Before Christmas Petersen was on Twitter again, this time writing about the shortage of french fries in Japan. McDonald’s has been forced to limit sales in the country due to problems with the purchase of potatoes. Flexport found three cargo planes that were supposed to bring goods from Japan to the US and then fly back empty. Instead, Flexport organized the return of aircraft with 300 tons of potatoes. The trick was far from a long-term fix, but it hit the headlines, and Petersen played the protagonist, demonstrating the power of logistics.
George Frey | Getty Images
Two months later, the company announced a $ 900 million E-series financing round with a valuation of $ 8 billion involving investors including Andreesen Horowitz, Shopify and Softbank (based in Japan).
“He has big, daring goals, the industry is huge and broken, and there’s a lot of work to do, and that’s a tough problem he’s facing,” George said. “Raising a large combat chest gives him the ability and flexibility to do what he needs to do in the coming years, in terms of introducing new technological products and expanding to new lanes geographically.”
“We have a billion in liquid assets, and we strongly believe in having a fortress-like balance sheet to overcome things like geopolitical crises and stock market downturns,” Petersen told CNBC in March.

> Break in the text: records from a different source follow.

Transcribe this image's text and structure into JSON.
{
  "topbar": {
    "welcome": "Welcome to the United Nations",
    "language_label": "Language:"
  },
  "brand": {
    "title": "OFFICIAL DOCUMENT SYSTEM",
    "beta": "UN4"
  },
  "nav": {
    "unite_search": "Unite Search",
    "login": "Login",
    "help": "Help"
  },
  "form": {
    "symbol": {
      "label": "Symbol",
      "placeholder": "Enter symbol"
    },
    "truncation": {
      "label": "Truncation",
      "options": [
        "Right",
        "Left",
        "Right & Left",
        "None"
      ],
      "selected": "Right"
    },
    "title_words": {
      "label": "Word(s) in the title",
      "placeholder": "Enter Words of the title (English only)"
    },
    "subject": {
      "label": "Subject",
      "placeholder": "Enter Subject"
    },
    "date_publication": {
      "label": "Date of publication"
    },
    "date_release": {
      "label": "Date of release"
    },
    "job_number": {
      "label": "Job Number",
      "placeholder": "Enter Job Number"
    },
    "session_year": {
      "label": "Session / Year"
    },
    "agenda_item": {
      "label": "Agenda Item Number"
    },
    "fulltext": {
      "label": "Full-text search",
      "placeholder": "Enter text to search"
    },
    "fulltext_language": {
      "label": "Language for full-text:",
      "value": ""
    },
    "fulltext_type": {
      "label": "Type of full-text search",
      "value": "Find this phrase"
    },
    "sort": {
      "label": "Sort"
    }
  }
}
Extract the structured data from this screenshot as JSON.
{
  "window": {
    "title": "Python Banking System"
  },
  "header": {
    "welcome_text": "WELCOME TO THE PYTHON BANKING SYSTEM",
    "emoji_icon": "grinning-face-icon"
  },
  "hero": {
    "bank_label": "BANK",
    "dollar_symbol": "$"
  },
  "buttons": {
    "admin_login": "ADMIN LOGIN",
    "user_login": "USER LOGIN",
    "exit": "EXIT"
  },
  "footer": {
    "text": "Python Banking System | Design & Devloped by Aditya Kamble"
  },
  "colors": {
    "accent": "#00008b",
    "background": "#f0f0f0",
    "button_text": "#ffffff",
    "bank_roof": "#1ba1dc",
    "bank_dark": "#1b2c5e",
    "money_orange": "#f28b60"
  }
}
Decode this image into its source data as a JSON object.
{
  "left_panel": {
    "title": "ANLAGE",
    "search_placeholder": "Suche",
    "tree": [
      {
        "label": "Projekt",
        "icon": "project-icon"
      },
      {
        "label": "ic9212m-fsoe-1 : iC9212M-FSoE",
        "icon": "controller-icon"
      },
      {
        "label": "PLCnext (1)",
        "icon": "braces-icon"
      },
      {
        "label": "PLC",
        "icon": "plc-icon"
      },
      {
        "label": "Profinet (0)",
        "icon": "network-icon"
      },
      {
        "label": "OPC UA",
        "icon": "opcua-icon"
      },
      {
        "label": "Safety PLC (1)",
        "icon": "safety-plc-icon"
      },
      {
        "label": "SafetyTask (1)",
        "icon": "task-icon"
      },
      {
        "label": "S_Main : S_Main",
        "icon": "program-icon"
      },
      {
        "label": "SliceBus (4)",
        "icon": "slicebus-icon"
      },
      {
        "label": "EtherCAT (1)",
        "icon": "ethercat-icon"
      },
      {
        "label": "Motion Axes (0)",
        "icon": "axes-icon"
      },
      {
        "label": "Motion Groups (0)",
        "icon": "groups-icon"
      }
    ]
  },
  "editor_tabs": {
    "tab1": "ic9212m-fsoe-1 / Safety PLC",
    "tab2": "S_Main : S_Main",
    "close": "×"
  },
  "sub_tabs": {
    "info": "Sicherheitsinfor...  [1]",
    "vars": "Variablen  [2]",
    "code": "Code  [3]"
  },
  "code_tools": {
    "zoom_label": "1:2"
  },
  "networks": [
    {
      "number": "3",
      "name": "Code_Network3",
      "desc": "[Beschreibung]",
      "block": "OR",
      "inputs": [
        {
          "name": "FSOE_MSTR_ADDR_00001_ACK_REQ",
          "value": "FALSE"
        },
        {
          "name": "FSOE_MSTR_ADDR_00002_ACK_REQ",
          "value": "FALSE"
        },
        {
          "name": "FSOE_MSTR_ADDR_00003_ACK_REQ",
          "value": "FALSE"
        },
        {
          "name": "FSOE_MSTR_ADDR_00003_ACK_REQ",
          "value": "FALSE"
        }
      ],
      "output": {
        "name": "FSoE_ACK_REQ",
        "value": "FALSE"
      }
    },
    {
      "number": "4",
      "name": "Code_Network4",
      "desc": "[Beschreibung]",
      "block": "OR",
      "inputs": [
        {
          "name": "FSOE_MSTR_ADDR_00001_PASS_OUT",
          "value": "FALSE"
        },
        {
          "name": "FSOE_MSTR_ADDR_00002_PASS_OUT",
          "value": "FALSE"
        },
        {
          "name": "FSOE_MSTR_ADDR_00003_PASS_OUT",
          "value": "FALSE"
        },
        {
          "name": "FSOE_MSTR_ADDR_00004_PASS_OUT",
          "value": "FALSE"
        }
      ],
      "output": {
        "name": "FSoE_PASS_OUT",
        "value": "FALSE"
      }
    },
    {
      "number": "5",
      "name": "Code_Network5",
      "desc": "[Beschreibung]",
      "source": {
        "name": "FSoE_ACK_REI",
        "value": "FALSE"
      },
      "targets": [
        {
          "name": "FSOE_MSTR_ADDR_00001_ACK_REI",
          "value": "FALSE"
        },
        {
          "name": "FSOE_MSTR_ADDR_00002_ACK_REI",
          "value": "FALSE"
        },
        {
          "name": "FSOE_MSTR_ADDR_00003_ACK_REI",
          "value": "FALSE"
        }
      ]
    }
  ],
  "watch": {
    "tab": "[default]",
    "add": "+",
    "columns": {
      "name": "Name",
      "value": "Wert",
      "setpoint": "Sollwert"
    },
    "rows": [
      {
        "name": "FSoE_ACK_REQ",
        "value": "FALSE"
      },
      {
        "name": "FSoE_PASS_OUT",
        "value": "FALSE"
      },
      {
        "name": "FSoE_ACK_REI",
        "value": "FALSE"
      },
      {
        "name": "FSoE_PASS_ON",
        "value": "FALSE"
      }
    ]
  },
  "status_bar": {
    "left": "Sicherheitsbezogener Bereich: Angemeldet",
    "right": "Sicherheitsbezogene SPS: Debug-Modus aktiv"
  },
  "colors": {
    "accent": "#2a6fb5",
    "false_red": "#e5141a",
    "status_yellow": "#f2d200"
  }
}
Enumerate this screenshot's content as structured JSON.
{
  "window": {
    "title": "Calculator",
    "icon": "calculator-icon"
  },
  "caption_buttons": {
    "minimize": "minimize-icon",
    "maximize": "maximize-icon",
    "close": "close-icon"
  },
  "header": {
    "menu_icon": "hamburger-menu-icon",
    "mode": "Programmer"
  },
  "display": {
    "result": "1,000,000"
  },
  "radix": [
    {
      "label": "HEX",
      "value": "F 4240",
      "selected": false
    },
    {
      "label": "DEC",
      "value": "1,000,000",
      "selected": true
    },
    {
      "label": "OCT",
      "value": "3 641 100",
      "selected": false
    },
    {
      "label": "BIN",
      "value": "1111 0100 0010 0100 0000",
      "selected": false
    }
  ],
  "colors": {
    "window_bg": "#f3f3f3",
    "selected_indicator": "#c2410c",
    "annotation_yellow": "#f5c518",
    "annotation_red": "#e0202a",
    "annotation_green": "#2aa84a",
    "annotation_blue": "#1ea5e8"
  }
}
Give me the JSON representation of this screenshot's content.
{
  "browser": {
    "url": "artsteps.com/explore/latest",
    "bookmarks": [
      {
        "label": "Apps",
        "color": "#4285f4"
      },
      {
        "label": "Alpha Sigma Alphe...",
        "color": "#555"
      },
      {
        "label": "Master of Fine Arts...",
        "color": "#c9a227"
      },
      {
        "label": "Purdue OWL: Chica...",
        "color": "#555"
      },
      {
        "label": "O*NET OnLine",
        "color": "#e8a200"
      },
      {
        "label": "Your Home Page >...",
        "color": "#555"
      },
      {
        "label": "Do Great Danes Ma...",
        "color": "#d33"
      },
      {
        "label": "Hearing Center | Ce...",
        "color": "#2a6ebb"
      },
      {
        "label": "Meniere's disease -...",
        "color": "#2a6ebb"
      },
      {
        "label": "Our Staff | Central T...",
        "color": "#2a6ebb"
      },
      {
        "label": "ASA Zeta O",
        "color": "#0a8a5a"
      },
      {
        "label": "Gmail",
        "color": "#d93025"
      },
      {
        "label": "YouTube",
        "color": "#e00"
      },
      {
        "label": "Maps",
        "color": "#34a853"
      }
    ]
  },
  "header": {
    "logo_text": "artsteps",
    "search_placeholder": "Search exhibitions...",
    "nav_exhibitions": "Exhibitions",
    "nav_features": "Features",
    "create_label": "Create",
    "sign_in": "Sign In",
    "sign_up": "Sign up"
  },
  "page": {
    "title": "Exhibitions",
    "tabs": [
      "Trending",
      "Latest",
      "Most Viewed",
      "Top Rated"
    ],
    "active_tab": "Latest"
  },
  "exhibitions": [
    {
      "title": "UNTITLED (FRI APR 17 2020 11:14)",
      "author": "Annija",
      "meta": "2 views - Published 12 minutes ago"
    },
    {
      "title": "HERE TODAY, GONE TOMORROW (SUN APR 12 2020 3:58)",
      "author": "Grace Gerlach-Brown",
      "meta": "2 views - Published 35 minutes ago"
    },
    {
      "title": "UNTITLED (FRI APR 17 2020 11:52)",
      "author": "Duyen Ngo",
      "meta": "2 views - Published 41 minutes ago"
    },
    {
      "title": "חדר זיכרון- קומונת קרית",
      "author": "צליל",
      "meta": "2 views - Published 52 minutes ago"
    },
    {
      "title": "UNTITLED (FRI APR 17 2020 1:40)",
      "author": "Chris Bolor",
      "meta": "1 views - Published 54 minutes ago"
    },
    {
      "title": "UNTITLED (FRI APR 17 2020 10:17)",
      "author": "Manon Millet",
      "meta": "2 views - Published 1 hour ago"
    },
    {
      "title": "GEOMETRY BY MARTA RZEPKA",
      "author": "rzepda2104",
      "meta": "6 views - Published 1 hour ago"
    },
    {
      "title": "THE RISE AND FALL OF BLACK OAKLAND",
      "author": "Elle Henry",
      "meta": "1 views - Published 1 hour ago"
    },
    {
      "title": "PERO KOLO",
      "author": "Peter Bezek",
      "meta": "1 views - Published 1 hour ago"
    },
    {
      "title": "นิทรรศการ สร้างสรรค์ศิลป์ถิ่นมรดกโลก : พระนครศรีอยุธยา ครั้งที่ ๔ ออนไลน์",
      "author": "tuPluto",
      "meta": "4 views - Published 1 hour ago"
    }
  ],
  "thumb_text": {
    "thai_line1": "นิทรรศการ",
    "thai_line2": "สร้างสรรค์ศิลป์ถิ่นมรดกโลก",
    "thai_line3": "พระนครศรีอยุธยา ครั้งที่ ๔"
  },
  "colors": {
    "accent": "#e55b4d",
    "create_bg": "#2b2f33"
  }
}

After this fundraiser, Petersen shifted his passion for problem solving and Flexport’s logistics experience to a nonprofit space. In early March, Flexport.org announced that it was organizing aid deliveries to Ukrainian refugee facilities across Europe, noting that an estimated 60% of all aid deliveries in response to humanitarian crises had disappeared over the past few decades. due to lack of logistics coordination.
Flexport’s work to improve the movement of goods around the world is part of a wave of technologies that solve supply chain problems. In fact, this year’s Disruptor list has 50 more logistics companies than in any year in the last decade. Two more are in the top ten this year – Lineage Logistics at № 3 and Convoy at № 6. There are other key destroyers, including Flock Freight and CloudTrucks, which specialize in trucking.
Then there are startups that deal with logistics from other perspectives. Gopuff, who wants to deliver food and essentials quickly, is on the list for the third year in a row. Zipline, which became known for its drones to deliver essential medical supplies, is now also shipped to Walmart. Mexican company Jüsto, which deals with product delivery; An airspace that uses artificial intelligence to control the delivery of time-sensitive cargo, such as human organs for transplantation; and Exotec, a French robotics company that uses AI to control the storage of high-density stocks in warehouses.
“I like the idea of solving problems, especially those that have such implications for society,” George said. “It’s a huge, massive space with very, very little technology and the capabilities that you have, if you’re customer-focused and if you can make big moves, you can really create products that people love … it’s amazing.”